Bridging the Data Gap in Diabetes Care: Prioleau’s DiaTrend Dataset Offers a New Lens on Type 1 Diabetes Management

In an era where data-driven innovation is reshaping healthcare, there is a powerful new tool accelerating breakthroughs in diabetes research: the DiaTrend Dataset. Developed by Dr. Temiloluwa Prioleau, a new Assistant Professor in the Department of Computer Science at Emory University joining us from Dartmouth College, the dataset includes over 27,000 days of continuous glucose monitor (CGM) data and more than 8,000 days of insulin pump data from individuals with type 1 diabetes. Now publicly available, DiaTrend offers researchers a rare window into real-world diabetes management.

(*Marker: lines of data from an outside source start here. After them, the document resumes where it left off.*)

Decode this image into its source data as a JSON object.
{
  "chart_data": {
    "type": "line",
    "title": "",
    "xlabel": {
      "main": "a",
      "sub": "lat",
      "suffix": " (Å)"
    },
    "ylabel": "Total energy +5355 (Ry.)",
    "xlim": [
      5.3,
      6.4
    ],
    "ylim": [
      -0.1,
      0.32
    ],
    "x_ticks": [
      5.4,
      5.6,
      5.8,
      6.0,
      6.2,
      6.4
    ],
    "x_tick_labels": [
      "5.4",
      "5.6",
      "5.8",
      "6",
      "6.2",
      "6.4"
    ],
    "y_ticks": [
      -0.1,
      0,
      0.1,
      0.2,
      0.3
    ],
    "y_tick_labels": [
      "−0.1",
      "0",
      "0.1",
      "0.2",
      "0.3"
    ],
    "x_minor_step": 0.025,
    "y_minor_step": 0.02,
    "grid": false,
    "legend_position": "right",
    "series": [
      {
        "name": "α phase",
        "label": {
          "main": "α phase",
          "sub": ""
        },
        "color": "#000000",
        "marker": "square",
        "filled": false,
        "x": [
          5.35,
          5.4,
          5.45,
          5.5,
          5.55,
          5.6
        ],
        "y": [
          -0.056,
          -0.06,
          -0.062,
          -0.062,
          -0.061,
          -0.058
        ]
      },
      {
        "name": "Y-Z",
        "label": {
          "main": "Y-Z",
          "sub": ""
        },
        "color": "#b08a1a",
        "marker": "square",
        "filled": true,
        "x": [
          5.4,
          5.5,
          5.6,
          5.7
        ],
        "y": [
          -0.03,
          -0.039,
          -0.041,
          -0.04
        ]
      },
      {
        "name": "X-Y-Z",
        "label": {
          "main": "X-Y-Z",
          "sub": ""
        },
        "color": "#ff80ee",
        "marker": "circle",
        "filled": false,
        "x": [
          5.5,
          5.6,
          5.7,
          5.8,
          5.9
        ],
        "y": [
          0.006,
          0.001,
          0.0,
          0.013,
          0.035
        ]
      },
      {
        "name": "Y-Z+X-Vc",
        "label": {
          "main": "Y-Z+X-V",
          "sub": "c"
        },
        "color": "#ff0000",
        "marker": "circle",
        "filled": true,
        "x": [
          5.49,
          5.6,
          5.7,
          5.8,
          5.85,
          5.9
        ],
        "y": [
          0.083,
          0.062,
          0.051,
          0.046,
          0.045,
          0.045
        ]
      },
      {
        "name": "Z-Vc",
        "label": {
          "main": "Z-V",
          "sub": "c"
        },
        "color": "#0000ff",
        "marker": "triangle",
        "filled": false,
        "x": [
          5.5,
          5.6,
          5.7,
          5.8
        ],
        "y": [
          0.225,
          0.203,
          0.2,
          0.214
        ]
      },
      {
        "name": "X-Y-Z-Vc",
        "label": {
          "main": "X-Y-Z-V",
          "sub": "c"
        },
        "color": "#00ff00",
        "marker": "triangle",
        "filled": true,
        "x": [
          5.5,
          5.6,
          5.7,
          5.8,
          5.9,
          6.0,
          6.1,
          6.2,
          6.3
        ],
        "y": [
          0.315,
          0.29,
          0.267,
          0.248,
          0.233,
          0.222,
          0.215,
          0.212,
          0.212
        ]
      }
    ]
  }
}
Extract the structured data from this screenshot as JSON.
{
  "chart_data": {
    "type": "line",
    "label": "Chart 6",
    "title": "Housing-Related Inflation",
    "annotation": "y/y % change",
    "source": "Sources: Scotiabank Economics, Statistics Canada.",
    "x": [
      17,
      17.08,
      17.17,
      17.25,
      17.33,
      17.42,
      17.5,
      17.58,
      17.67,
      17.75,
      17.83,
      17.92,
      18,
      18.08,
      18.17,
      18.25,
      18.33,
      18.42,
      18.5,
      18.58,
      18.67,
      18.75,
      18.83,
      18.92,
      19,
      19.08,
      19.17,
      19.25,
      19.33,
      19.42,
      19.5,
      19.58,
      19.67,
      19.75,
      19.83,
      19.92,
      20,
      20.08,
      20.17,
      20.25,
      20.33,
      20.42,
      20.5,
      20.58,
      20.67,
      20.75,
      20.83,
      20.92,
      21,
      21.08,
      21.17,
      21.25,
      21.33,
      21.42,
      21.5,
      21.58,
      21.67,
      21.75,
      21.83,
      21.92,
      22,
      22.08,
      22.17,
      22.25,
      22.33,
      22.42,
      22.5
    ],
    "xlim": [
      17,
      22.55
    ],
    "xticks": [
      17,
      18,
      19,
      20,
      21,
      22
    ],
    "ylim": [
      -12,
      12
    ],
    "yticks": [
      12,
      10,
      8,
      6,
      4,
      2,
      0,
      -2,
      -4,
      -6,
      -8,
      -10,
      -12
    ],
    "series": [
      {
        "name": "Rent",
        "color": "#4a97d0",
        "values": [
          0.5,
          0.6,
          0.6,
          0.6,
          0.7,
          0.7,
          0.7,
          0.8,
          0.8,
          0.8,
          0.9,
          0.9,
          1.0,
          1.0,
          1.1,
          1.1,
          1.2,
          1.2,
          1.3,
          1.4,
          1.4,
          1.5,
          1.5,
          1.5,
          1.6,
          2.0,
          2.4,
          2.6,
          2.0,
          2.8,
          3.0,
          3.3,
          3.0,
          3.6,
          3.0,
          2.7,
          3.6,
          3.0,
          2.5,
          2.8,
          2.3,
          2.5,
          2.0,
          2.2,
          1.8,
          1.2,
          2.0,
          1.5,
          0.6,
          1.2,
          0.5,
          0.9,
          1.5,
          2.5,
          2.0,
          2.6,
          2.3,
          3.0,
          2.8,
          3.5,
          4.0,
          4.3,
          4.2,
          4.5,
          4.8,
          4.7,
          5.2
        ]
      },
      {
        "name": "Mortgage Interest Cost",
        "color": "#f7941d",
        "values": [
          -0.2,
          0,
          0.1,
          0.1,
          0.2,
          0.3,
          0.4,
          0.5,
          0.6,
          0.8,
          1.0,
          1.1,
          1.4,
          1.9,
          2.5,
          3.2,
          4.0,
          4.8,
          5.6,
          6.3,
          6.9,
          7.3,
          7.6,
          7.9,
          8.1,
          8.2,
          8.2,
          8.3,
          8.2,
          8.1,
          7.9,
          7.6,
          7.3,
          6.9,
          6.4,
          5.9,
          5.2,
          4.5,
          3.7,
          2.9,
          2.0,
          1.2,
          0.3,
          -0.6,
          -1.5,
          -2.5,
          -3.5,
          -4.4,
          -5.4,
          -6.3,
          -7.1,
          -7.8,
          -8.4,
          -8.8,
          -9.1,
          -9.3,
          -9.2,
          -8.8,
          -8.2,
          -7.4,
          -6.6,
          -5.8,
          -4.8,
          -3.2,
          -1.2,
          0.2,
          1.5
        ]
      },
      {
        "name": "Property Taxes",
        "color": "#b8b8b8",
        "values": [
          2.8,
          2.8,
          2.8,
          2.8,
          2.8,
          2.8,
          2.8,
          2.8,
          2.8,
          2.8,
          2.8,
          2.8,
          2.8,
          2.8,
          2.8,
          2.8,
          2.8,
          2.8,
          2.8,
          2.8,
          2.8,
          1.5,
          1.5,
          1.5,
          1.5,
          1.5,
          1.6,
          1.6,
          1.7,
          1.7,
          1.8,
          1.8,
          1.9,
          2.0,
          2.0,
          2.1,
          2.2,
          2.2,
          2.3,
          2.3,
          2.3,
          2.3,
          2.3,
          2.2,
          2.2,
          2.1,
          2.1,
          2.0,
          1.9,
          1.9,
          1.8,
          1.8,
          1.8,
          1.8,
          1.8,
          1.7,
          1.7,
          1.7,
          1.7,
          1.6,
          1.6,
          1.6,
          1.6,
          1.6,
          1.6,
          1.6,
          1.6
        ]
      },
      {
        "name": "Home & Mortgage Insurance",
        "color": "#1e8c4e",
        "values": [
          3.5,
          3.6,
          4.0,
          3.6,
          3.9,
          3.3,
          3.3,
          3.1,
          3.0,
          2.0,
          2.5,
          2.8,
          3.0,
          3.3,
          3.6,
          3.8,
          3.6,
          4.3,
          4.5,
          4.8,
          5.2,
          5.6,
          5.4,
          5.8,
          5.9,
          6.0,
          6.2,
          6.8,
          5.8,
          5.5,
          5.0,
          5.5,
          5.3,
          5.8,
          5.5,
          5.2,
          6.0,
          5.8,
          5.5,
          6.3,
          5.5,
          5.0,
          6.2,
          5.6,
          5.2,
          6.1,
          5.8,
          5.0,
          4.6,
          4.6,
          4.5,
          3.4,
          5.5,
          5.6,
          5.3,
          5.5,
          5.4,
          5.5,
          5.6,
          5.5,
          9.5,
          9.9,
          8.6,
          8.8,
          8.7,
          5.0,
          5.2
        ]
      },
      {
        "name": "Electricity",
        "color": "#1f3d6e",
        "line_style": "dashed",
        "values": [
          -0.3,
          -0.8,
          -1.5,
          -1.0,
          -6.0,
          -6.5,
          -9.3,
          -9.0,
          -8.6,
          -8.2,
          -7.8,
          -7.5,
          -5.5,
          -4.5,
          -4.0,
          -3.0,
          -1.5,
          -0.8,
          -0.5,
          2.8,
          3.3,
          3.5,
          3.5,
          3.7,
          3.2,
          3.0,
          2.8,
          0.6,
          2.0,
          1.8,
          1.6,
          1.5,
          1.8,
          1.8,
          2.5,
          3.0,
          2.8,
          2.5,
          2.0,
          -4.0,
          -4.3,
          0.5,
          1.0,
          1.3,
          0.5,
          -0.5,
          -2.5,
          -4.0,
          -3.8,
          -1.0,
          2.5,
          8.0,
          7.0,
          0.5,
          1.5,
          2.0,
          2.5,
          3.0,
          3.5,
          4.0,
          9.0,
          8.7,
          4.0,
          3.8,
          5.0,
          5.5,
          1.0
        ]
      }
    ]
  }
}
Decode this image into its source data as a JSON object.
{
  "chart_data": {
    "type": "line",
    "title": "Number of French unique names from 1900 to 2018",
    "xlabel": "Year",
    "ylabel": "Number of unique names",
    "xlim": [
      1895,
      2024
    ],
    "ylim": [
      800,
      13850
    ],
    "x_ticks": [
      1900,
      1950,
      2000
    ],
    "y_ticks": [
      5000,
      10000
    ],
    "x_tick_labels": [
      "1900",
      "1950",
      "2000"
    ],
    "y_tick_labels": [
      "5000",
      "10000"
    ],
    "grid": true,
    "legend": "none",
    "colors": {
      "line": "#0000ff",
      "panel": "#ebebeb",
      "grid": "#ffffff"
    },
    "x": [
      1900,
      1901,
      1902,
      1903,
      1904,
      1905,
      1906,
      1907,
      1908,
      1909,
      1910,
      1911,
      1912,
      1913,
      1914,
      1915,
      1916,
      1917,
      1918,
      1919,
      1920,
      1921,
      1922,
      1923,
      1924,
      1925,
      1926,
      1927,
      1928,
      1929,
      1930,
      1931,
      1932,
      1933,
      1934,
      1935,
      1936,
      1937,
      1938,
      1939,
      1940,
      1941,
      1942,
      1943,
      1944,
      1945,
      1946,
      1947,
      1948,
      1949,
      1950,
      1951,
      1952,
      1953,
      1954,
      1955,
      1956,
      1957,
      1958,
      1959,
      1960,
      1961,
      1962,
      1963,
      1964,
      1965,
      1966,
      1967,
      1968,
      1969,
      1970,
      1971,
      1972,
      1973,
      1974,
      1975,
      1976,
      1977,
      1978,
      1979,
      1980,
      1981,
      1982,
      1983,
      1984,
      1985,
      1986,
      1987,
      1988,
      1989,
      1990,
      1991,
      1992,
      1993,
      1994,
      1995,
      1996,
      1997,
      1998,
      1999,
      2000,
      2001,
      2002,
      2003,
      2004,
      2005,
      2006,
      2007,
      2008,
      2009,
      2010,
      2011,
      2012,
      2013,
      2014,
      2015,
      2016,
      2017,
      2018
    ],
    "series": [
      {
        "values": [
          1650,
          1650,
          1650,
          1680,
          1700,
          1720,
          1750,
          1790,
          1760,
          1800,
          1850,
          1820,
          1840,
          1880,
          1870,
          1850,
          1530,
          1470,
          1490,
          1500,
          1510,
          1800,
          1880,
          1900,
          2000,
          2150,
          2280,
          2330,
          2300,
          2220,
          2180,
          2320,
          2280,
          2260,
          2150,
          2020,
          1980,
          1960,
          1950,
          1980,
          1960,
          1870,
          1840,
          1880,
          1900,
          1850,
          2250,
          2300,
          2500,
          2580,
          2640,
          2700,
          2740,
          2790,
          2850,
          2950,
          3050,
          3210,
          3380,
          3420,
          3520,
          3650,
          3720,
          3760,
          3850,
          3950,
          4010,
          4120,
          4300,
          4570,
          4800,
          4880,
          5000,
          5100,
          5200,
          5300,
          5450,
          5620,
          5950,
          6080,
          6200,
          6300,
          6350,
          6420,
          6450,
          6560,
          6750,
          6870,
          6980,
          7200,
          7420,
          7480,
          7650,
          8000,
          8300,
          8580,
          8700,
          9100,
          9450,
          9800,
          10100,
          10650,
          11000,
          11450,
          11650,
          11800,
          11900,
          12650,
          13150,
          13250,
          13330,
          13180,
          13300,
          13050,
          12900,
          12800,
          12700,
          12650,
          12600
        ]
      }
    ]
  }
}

“We created DiaTrend in response to a critical need for high-quality, open datasets in the diabetes space,” said Prioleau. “Despite the rapid advances in diabetes technology, there’s been a real bottleneck in access to clinical-grade data that researchers and developers can use to build robust decision-support tools.”
A Vision Rooted in Equity and Innovation
DiaTrend was created not only to provide raw data but also to inspire a new wave of collaborative, reproducible research in diabetes. It supports a wide range of tasks—from predicting adverse blood glucose events to uncovering behavioral trends and designing patient-centered tools.
“We envision DiaTrend as a foundational resource for researchers to tackle both well-established and emerging challenges in diabetes care,” said Prioleau. “Our hope is that it sparks collaboration, enables reproducible research, and accelerates the development of personalized, tech-enabled care strategies.”
The dataset already supports over 70 researchers across the globe, all of whom have shared their intended data use publicly to promote transparency and community learning.
Behind the Dataset: Rich in Data, Real-World Limitations
DiaTrend includes an average of 510 days of CGM data per participant, recorded every five minutes using devices like the Dexcom G6—resulting in up to 150,000 glucose data points per person. Insulin pump data covers about 152 days per participant. Demographic and clinical information, such as age, gender, race, and hemoglobin A1C levels, is also included.
While the dataset offers a wealth of high-frequency health data, it currently lacks contextual information like physical activity or diet—an area Dr. Prioleau is determined to address in future efforts. “Understanding the impact of what someone ate, how much they exercised, or how they slept is critical for precision diabetes care”, she said.
Prioleau is candid about the limitations of the DiaTrend dataset. Most participants are non-Hispanic White and female, and older adults are underrepresented. There's also a lack of perfect temporal alignment between CGM and insulin pump data in some cases.
“We recognize the limitations in representation and data synchronization,” she said. “But DiaTrend is only the beginning. Our vision is to expand the dataset to reflect a more diverse population and to include additional forms of wearable data. Equity and inclusivity are central to our next steps.”
Moving Forward: A Catalyst for Change
DiaTrend was derived from two larger studies focused on digital self-management tools for young adults with type 1 diabetes. Participants were selected based on their use of CGM and insulin pump technologies, and their device data was downloaded retrospectively using platforms like Tidepool and Glooko.
“Our inclusion criteria are rooted in the need to work with high-quality, dense data from individuals who rely on advanced technology,” said Prioleau. “But we’re committed to broadening that scope as we grow.”
Looking ahead, Dr. Prioleau and her team envision DiaTrend to be an important resource for data science and technology innovators working to build next-generation solutions that can help patients better manage their condition and prevent serious complications. However, she also wants to join forces with related efforts in the field.
Dr. Prioleau and her team recently worked on Glucose-ML – a collection of 10 public diabetes datasets comprising glucose data from people with type 1 diabetes, type 2 diabetes and prediabetes – to further accelerate data-driven research in the field. This work is currently under review, but the preprint is available here: https://arxiv.org/abs/2507.14077.
"At the end of the day, our goal is simple," Prioleau emphasized. "We want the DiaTrend and Glucose-ML datasets to support research and development of technology that can help people living or at risk of diabetes."